I’ve been involved recently with a POC where we had to load large amount of data into the Data Grid and later perform some complex queries. I took the flight from NY to LA to present the POC and had really only few hours on the plane to build the POC code from scratch. Building the code that performs the queries was easy: Just create the relevant space domain POJO classes (based on the relevant database tables the prospect provided), implement an executor that performs the SQL query, returned the relevant data set needed and finally reduced it the client side. The ABC of Map-Reduce – Cool.
The problem was how to load large amount of data without messing with creating a database and loading its data into the Data Grid. A simple solution I managed to build very quickly was to create a data generator utility that simply push data into the Data Grid. The nice thing here is that I could adapt this data generator to push data into the relevant Data Grid partition based on a given partition ID. This how I could imitate what would happen when a remote client will write data into the Data Grid or when data will be loaded from a database into the Data Grid once the it will be started.

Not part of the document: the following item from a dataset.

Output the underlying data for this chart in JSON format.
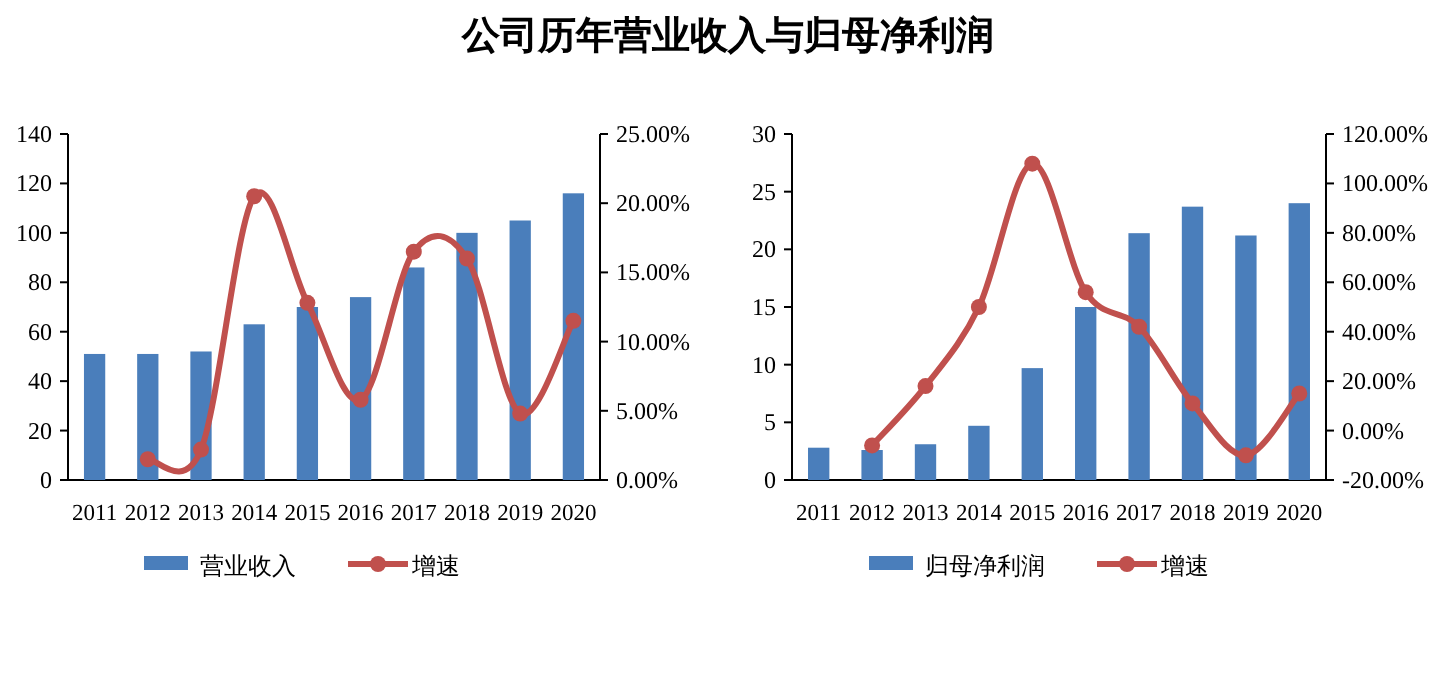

The idea was simple: since data was partitioned based on the Currency field (it was market data application POC) I created groups of currencies (based on their hash code) that belong to the same logical partition. The number of groups was identical to the number of Data Grid partitions (identified during runtime – so it was totally dynamic code). The Data generator would pick a random currency from the list of currencies that was part of a specific group. The only thing that needs to be passed into the Data generator was the partition ID.
The trigger the data load process I used… Yes – an Executor implementation. Since the Task implementation running within the partition, it can retrieve its “hosting” partition ID and pass it to the Data Generator to create data that fits the hosting partition.
With the above technique I managed to load large amount of data (few millions of objects) within very few seconds (pushing about 100,000 objects per seconds into a data grid with 4 partitions) on my Dual-core Del laptop.